In order to get the sanction lifted, the Ministry of Social Development requires women to present a letter from a lawyer establishing the nature of their accordance with this criteria. However, many women are not able to access a lawyer, and are not informed by the Ministry about the free legal services of Community Law Centres. Given most of these women are living in “survival mode” and cannot afford non-essential costs, such as extra petrol or transport money to and from a lawyer, accessing a lawyer becomes yet another barrier for them.
There are many reasons why a woman is unable to identify the father of her child, and fear of violence is a frequent one.
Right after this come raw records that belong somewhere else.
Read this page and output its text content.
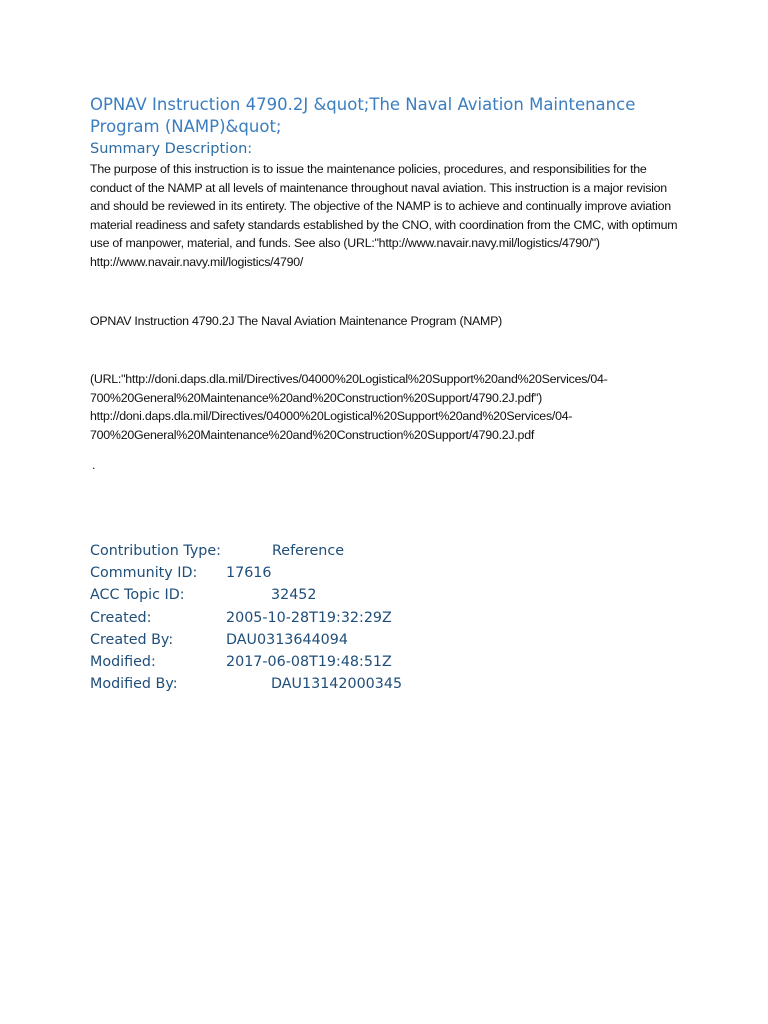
OPNAV Instruction 4790.2J &quot;The Naval Aviation Maintenance Program (NAMP)&quot;
Summary Description:

The purpose of this instruction is to issue the maintenance policies, procedures, and responsibilities for the conduct of the NAMP at all levels of maintenance throughout naval aviation. This instruction is a major revision and should be reviewed in its entirety. The objective of the NAMP is to achieve and continually improve aviation material readiness and safety standards established by the CNO, with coordination from the CMC, with optimum use of manpower, material, and funds. See also (URL:"http://www.navair.navy.mil/logistics/4790/") http://www.navair.navy.mil/logistics/4790/

OPNAV Instruction 4790.2J The Naval Aviation Maintenance Program (NAMP)

(URL:"http://doni.daps.dla.mil/Directives/04000%20Logistical%20Support%20and%20Services/04-
700%20General%20Maintenance%20and%20Construction%20Support/4790.2J.pdf")
http://doni.daps.dla.mil/Directives/04000%20Logistical%20Support%20and%20Services/04-
700%20General%20Maintenance%20and%20Construction%20Support/4790.2J.pdf

.

Contribution Type:	Reference
Community ID: 17616
ACC Topic ID:	32452
Created:	2005-10-28T19:32:29Z
Created By:	DAU0313644094
Modified:	2017-06-08T19:48:51Z
Modified By:	DAU13142000345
However, under the current policy, it is up to the discretion of Work and Income Case Managers to assess the risk of domestic violence, and this is not something they are trained in, or have the competence to do. All women should be given the benefit of the doubt regarding their fear of violence. If they feel they cannot name the father, this should be respected. Having to relive these experiences and justify their very real fear of violence in front of a Case Manager, who often contests the lawyer’s letter, further disempowers and victimises these women.
There are many other reasons that a woman may be unable to identify the father of her child/ren, for example, cultural stigma, shame, the fear of social exclusion, or non-reported rape. Requiring women to explain, justify and validate the circumstance around the conception of her child and the reasons for her non-adherence to this policy, impinges on her privacy and autonomy, and is insensitive to the complexities surrounding such situations.

Recommendations
Unite Waitemata calls for the removal of Sections 176, 177 and 178 from the new Social Security Act under the Social Security Legislation Rewrite Bill. The sanction is moralistic, value-based and inherently sexist, and puts into further hardship some of our most vulnerable families.







2 comments:

algalverge said...

Good on you. Everything you've succinlty stated is blindingly obvious to any person with an ounce of compassion or humanity.

President said...

Thank you algalverge. I wish to acknowledge Catriona MacLennan and Auckland Action Against Poverty as the main sources of material for this submission. We are really just spreading their words in the submission, as we were too short of time to write our own submission.